News
  • 06/03/2026

Afrique : La vraie carte au trésor pour les investisseurs miniers

L’Afrique regorge de richesses minérales estimées à 29 500 milliards de dollars, mais ces trésors restent largement inexploités. Si le continent attire des investisseurs étrangers, le potentiel du secteur minier est loin d’être pleinement capté, révèle le dernier Compendium des minéraux stratégiques africains publié par Africa Finance Corporation (AFC).

 

Des investissements étrangers encore modestes

 

Dans le secteur minier africain spécifiquement, l’attrait pour les investisseurs étrangers reste relativement modeste comparé au potentiel du continent. Plusieurs analyses récentes montrent que l’Afrique a capté une part limitée des investissements mondiaux dans l’extraction des ressources critiques, notamment dans l’exploration et la transformation locale. Selon certaines estimations, le continent a attiré environ 13,9% des investissements directs étrangers (IDE) dans le secteur minier entre 2018 et 2022, un niveau inférieur à des régions comme l’Amérique latine ou le Canada, malgré des ressources considérables.

 

Les dépenses d’exploration en Afrique restent faibles comparées à ces autres régions, et la transformation locale des minéraux critiques ne représente qu’environ 2,8% des IDE, montrant un sous-investissement criant dans les segments à forte valeur ajoutée. Des pays comme la Côte d’Ivoire illustrent cette tendance : les PME extractives peinent à attirer des financements étrangers malgré un sous-sol riche et prometteur.

 

Transparence et planification : les clés pour attirer le capital

 

Selon l’AFC, la perception de risques en Afrique est amplifiée par la fragmentation des données géologiques et l’opacité des marchés. Améliorer la qualité et la disponibilité des informations permet de diminuer le coût du capital, sécuriser les projets et attirer davantage d’acteurs dans la chaîne minière.

 

« Le Compendium cartographie les gisements, les installations industrielles et les infrastructures existantes pour offrir une vision claire des opportunités », explique Samaila Zubairu, président-directeur général d’AFC. « Une donnée fiable transforme un investissement risqué en projet stratégique viable. »

 

Alignement des infrastructures et de la demande africaine

 

Mais la transparence seule ne suffit pas.
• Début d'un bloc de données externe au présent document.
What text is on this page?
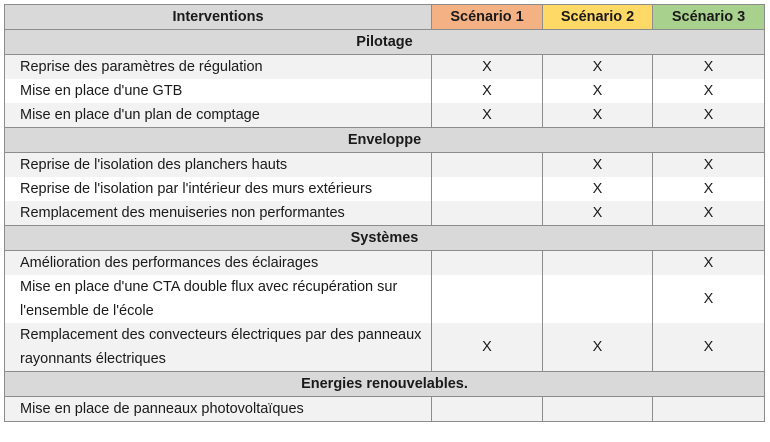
Interventions	Scénario 1	Scénario 2	Scénario 3
Pilotage			
Reprise des paramètres de régulation	X	X	X
Mise en place d'une GTB	X	X	X
Mise en place d'un plan de comptage	X	X	X
Enveloppe			
Reprise de l'isolation des planchers hauts		X	X
Reprise de l'isolation par l'intérieur des murs extérieurs		X	X
Remplacement des menuiseries non performantes		X	X
Systèmes			
Amélioration des performances des éclairages			X
Mise en place d'une CTA double flux avec récupération sur l'ensemble de l'école			X
Remplacement des convecteurs électriques par des panneaux rayonnants électriques	X	X	X
Energies renouvelables.			
Mise en place de panneaux photovoltaïques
L’étude souligne un autre frein majeur : l’absence de coordination entre production, transformation et infrastructures. Les minerais africains sont souvent exploités sans considération pour la demande locale ou régionale, ce qui laisse des chaînes d’approvisionnement dépendantes des marchés asiatiques et fragiles face aux fluctuations mondiales.

 

Le rapport préconise une planification régionale solide, alignant les gisements avec les usines de transformation, les ports, les routes et l’énergie. Des corridors industriels bien pensés — ferroviaires ou électriques — pourraient réduire les coûts, améliorer la compétitivité et créer de véritables clusters industriels africains.

 

Opportunités concrètes pour les investisseurs

 

Pour les investisseurs, l’angle est clair : les projets bien cartographiés et intégrés dans une logique régionale présentent un rendement supérieur et un risque réduit. Le Compendium identifie des corridors et zones stratégiques où la combinaison gisements-infrastructures-transformation est optimale.

 

Cette approche permet aussi d’anticiper les besoins de la transition énergétique. L’accès à des minéraux comme le manganèse, le graphite ou les terres rares, combiné à une énergie fiable et verte, crée un avantage concurrentiel pour les investisseurs capables de planifier sur le long terme.

 

Une Afrique prête à révéler sa vraie valeur

 

L’Afrique n’est pas seulement un fournisseur de matières premières. Elle possède les ingrédients pour devenir un acteur industriel stratégique, à condition de mettre en place les outils nécessaires à la transparence et à la planification.

 

Pour l’AFC, le message est limpide : les investisseurs doivent lire la carte avant de creuser, et cette carte existe désormais. La valeur réelle des minéraux africains n’est pas seulement dans le sol, mais dans la stratégie et l’organisation mises en œuvre pour transformer ces ressources en croissance durable.